Tomás López Medel, un tendillano en América

 

Una de las figuras con más renombre que Tendilla cuenta en la nómina de sus hijos ilustres, es, sin duda alguna, ésta de don Tomás López Medel, que desde su pueblo natal, pasó en su juventud estudiosa a Alcalá de Henares y luego a Sevilla, de donde partió a gobernar, con su rectitud y sabiduría, una parte de las Indias. Hoy vamos a recordarle en su peripecia humana, en el poso que dejó allá en América, y en la huella que, finalmente, asentó en su pueblo de la Alcarria. Tal vez con estas líneas que siguen se justifique un tanto la propiedad inmortal de los hombres y de sus grandes acciones. Que así, en este momento de cuatro siglos después, se hace breve repaso y cumplido recordatorio de su existencia ejemplar.

Nació Tomás en Tendilla, a principios del siglo XVI, hacia 1520, hijo de un labrador, honrado y cristiano viejo, llamado Francisco Medel, El joven, deseoso de conocer mundo y adquirir conocimientos, marchó a Alcalá de Henares, donde estudió Derecho Canónico, acabando la carrera en mayo de 1539. Con este título marchó a Sevilla, donde hizo algo de política, y conoció gente importante, tal como al doctor Egidio y a Constantino Ponce, que luego resultaron destacados luteranistas del núcleo hispalense. Allí, en Sevilla, consiguió ser nombrado para el cargo de Oidor en la audiencia de Guatemala, saliendo de España en agosto de 1548, y arribando al nuevo continente en noviembre de ese mismo año, desembarcando en Puerto Caballos (Honduras), y haciendo un viaje penosísimo, cuajado de peligros y enfermedades, hasta la ciudad de Santiago, donde debía realizar su cometido.

Al llegar allí se encontró con la gran figura de Alonso López de Cerrato, gran defensor de los indios, como presidente de la Audiencia. En la época que estos dos hombres realizaron juntos su tarea, los indios guatemaltecos adquirieron una notable autonomía, llegando a promocionar la formación de cabildos indígenas en los poblados, y dándoles acceso a los aborígenes a diversos cargos en el gobierno de sus pueblos. Se les protegía también de las injusticias y violencias que les hacía algunos españoles encomenderos y lucharon contra personajes que sólo tenían por meta robar y matar para enriquecerse con el oro de América. Encontró Medel, sin embargo, grandes colaboradores y amigos en su actividad, como fueron los historiadores Alonso de Zorita y Bernal Díaz del Castillo.

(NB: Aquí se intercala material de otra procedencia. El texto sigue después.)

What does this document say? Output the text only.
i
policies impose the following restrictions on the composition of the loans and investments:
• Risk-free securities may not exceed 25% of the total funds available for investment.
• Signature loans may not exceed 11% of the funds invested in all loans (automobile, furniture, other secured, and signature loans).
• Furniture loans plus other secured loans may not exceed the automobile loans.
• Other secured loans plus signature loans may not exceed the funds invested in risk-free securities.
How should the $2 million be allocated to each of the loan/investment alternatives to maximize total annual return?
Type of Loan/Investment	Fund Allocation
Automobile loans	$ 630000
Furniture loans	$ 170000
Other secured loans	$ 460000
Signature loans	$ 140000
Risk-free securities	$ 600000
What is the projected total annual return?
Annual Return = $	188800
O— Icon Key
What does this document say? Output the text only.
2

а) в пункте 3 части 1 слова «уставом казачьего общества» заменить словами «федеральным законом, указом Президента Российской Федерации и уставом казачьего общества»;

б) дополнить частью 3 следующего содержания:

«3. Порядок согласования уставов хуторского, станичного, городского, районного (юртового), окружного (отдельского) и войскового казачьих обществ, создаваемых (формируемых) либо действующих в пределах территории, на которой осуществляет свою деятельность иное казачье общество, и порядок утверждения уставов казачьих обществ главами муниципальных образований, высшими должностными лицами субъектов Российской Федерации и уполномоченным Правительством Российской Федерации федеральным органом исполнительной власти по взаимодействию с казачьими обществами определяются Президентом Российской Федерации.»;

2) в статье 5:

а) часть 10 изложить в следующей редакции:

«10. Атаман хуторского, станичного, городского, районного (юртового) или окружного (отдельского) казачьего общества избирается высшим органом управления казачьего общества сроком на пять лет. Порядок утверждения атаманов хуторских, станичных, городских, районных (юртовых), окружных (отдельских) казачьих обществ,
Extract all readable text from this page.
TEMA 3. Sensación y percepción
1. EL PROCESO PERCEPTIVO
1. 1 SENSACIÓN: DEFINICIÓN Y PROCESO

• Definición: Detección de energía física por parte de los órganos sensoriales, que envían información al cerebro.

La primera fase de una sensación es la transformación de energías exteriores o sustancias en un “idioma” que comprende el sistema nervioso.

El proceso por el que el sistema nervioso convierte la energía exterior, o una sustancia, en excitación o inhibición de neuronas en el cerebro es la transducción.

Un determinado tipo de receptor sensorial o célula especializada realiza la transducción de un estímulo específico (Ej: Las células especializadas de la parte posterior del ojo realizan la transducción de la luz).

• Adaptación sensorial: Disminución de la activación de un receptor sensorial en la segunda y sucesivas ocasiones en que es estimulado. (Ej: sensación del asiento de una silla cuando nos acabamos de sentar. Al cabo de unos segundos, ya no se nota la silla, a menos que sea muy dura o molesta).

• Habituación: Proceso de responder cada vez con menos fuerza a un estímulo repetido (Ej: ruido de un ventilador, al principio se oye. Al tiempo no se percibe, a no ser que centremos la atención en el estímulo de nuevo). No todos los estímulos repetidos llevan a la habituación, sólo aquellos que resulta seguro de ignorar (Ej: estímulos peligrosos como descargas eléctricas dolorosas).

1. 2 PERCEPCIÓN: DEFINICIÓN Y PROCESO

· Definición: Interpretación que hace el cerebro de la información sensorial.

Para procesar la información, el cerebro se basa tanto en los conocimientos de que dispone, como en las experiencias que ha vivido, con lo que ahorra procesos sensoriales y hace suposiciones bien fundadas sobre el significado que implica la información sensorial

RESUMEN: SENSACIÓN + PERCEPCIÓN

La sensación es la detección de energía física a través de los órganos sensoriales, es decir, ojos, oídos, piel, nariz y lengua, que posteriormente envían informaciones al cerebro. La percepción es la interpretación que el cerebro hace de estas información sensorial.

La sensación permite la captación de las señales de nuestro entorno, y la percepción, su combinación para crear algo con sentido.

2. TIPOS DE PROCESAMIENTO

En 1557, Tomás López Medel fue trasladado, también con el empleo de Oidor de la Audiencia, a Santa Fe de Bogotá. Estando allá nuestro personaje no perdió el tiempo ni pensó en la fácil riqueza. Se preocupó de visitar continuamente los territorios sobre los que ejercía jurisdicción, y fue tomando numerosos apuntes de la vida de los indios y la naturaleza en los territorios colombianos de su demarcación. También viajó por el Yucatán y por toda la América Central. Y así llegó a escribir su libro, interesantísimo, que recogió y encuadernó su sobrino el monje fray Juan de San Jerónimo, y cuya copia, manuscrita en el siglo XVIII por Juan Bautista Muñoz, se conserva en la Academia de la Historia, de Madrid, y cuyo título es Tratado de los tres elementos, aire, agua y tierra, en que se trata de las cosas que en cada uno de ellos, acerca de las occidentales Indias, naturaleza engendra y produce comunes con las de acá y particulares de aquel Nuevo Mundo. Es un libro muy curioso, que trata de temas de historia social, económica y religiosa de las Indias, y de biología de las mismas, y que ha sido recientemente editado y comentado por Berta Ares, con beneficio tamaño para cuantos se interesan en estos temas americanistas.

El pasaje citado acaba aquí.